Friday, 6 August 2010

‘Trafficked’ woman returns home


via Khmer NZ

Friday, 06 August 2010 15:01 Tep Nimol

AN 18-year-old ethnic Tampuon woman from Ratanakkiri province returned home last week after neighbours allegedly took her to the capital for job training without her family’s permission.

However, the woman, Leith Dauth, said yesterday that she had volunteered to go to Phnom Penh, and only decided to return to Ratanakkiri after learning that her parents disapproved of her plan to go work in Malaysia.

In Phnom Penh, she said she “stayed in a house where I learned how to cook and speak English.... No one there used violence against me or tried to rape me.

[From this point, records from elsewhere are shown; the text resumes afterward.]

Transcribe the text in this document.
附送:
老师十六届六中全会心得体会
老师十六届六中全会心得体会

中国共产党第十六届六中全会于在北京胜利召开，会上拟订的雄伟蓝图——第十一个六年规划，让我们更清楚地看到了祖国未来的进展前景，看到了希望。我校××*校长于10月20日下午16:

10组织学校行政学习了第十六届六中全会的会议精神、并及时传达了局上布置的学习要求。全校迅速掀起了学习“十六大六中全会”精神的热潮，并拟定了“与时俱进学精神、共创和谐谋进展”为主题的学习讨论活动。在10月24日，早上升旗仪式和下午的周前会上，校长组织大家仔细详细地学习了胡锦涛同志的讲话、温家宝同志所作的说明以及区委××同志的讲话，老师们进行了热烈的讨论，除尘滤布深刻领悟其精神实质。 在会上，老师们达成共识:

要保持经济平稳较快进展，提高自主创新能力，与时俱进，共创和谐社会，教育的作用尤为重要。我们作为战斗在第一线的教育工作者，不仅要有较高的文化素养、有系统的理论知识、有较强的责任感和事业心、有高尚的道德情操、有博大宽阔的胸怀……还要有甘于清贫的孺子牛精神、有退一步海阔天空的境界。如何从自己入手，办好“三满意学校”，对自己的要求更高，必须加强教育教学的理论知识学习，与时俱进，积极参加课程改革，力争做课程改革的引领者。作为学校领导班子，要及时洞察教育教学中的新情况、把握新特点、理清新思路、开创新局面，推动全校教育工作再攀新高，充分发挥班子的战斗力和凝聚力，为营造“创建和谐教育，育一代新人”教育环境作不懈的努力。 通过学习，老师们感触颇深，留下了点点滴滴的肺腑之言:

Mour Plai, the woman’s mother, filed a complaint to Ratanakkiri provincial court on July 16, accusing Ta Keng, 50, and his daughter, Keng Bun, 18, of trafficking Leith Dauth to Phnom Penh in order to enroll her in a labour-training programme in Russey Keo district run by Champa Manpower Group.

Last month, the employment firm was the target of a raid in which officials discovered 232 women and girls living in squalid conditions.

Mour Plai, the woman’s mother, confirmed that her daughter had returned home, but said she would need to “discuss the situation” with the young woman before deciding whether to drop the legal complaint.